The Natural Area Value Scale: A New Instrument for Measuring Natural Area Volumes
Winter, C and Lockwood, M, The Natural Area Value Scale: A New Instrument for Measuring Natural Area Volumes, Australasian Journal of Environmental Management, 11, (1) pp. 11-20. ISSN 1448-6563 (2003) [Refereed Article]
At present there is no adequate means by which natural area planners and decision- makers can undertake a comprehensive and integrated assessment of individuals' values for natural areas. Although instrumental values can be measured in a number of ways, there exists no accepted mechanism in natural resource management planning through which intrinsic values can be measured for a large sample. In this article, we describe the Natural Area Value Scale (NA VS) which addresses this need.
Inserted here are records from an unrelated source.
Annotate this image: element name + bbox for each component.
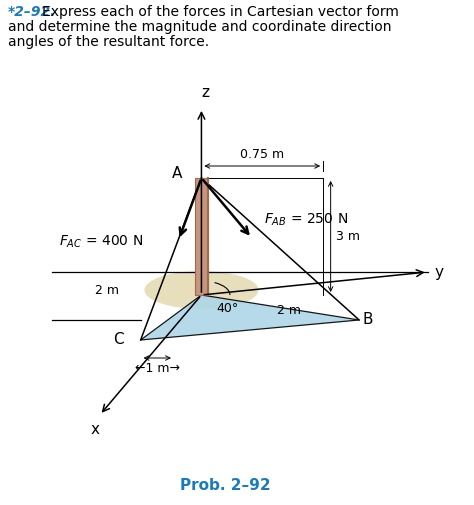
Text: 40°: 40° xyxy=(217,301,239,315)
Text: 2 m: 2 m xyxy=(277,304,301,317)
Text: 2 m: 2 m xyxy=(95,283,119,296)
Polygon shape xyxy=(141,295,359,340)
Text: $F_{AB}$ = 250 N: $F_{AB}$ = 250 N xyxy=(264,212,348,228)
Text: Express each of the forces in Cartesian vector form: Express each of the forces in Cartesian … xyxy=(42,5,399,19)
Text: A: A xyxy=(172,167,182,181)
Text: ←1 m→: ←1 m→ xyxy=(135,362,180,375)
Text: *2–92.: *2–92. xyxy=(8,5,56,19)
Text: 0.75 m: 0.75 m xyxy=(240,148,284,161)
Text: x: x xyxy=(91,422,100,437)
Text: B: B xyxy=(363,313,374,328)
Text: $F_{AC}$ = 400 N: $F_{AC}$ = 400 N xyxy=(59,234,143,250)
Text: 3 m: 3 m xyxy=(337,230,360,243)
Ellipse shape xyxy=(145,271,258,309)
Text: Prob. 2–92: Prob. 2–92 xyxy=(180,478,271,493)
Text: y: y xyxy=(434,265,443,279)
Text: z: z xyxy=(201,85,209,100)
Bar xyxy=(195,178,208,295)
Text: and determine the magnitude and coordinate direction: and determine the magnitude and coordina… xyxy=(8,20,391,34)
Text: C: C xyxy=(113,332,124,347)
Text: angles of the resultant force.: angles of the resultant force. xyxy=(8,35,209,49)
The NAVS has been designed to suit a general public sample, but also to have application across different population groups and resource types. The 20-item NA VS can measure, distinguish between and gauge the relative strengths of individuals' intrinsic, non-use and use values for nature. Use values have distinct recreation and non-recreation components. For a general population sample, the four value sub-scales have good reliability. Evidence for construct validity is given by the presence of expected correlations between the sub-scales, the verification of expected relationships between the relative sub-scale values for different population samples, and the verification of expected relationships between sub-scale values and management preferences. The NA VS also provided coherent results across two very different types of environments, forests and wetlands, as well as in circumstances involving endangered species.